Should LG be able to charge you every time you watch a movie or show on your TV?
Right 1,5k euro I paid for an iPhone was a donation on my part, to actually pay for hardware and software now.
Not that I'd ever buy an apple product, beside the best usb-c DAC on the market.
Looking at Unity wanting to charge 20 cents and the game development industry falling over itself to explain how that will never ever work for them... I dunno, maybe other app types (firefox, a mastodon client, osmand, local public transport.. looking at random examples from my homescreen) make enough money from their users and this will be doable for them when microtransaction-laden games couldn't make 2/5ths of that price work out
Here Apple is tracking an install across the entire user account per year, so even if you have tons of devices and install the app on every single one of them, that's still just one "install".
> that even loading the game in a web browser was an "install", and someone downloading and deleting and downloading the app over and over on a device was also repeated "installs".
The Apple change isn’t really comparable (not saying it’s good or bad) because Apple are introducing a new pricing structure.
Most genuine critics of Unity’s proposed changes were fine if it wasn’t replacing what existed.
https://appleinsider.com/articles/22/06/06/apple-now-has-ove...
So, it's probably within a factor of ten of 340,000 developers. That's a lot of apps.
Free apps aren’t exempt. The fee is only for EU users. If you take the EU iOS market share of 33.3% [1] and the number of EU citizens (448 million) [2], you get ~150 million — and that’s assuming 1 smartphone/citizen, which is probably too much.
[1] https://gs.statcounter.com/os-market-share/mobile/europe [2] https://en.wikipedia.org/wiki/Demographics_of_the_European_U...
sure kids <5 years old probably don't own smart devices. But many those EU citizens will own also ipad, apple watch and probably some older devices that they use from time to time (as a backup)
It’s only first unique install in a 12 month period on iPhones in the EU and then only the ones that are above 1M that are charged €0.50 in monthly installments.
You are correct according to their calculator [0]. If I say I have 2M annual installs (1M over the "free tier") and no in-app purchase it will cost $45,290/mo
[0] https://developer.apple.com/support/fee-calculator-for-apps-...
A Spotify user could cost €2 on per device terms if they installed on their Apple Watch, iPhone, iPad and AppleTV.
Apple is a scumbag company. Any developer who continues to support Apple by building software for their ecosystem is a bad person.
They missed out on €0 because government entities, non-profits and educational institutions are exempt from the install fee.

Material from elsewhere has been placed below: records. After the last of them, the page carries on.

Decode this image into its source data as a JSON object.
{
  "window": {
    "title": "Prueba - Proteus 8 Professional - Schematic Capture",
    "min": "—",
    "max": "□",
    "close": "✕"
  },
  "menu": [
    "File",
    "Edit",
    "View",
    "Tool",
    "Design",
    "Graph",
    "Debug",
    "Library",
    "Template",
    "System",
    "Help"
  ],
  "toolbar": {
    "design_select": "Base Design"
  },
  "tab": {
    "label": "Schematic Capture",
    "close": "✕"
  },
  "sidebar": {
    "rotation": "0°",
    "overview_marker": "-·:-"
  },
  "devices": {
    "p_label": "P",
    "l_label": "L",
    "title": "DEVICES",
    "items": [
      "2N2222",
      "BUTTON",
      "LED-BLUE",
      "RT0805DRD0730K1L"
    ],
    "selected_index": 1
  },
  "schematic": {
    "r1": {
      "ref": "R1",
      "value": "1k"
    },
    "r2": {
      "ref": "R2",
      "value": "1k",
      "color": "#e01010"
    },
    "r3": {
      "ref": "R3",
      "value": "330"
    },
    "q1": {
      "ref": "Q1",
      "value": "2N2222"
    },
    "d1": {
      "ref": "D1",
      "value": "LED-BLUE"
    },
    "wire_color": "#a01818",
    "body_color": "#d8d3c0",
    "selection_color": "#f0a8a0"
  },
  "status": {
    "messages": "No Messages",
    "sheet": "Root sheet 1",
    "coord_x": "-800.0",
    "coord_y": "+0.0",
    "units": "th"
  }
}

Alternatively you can also just stick with the App Store and pay 15%/30% over revenue without install fee, which would also be €0 in your hypothetical.
Assuming this doesn't count updates - the service is probably costing Apple €0.10 on average. Apple has a very hefty margin on everything it sells.
If each update costs €0.5 - I suspect this is going to lead to a massive decline in European apps. That's simply too expensive for almost every app.
There's probably less than 1000 apps this would make any material money off of.
This is just another way for Apple to try to tax Facebook, Google, and a handful of other big apps.
> The first time an app or game is installed by an Apple account in the EU in a 12-month period.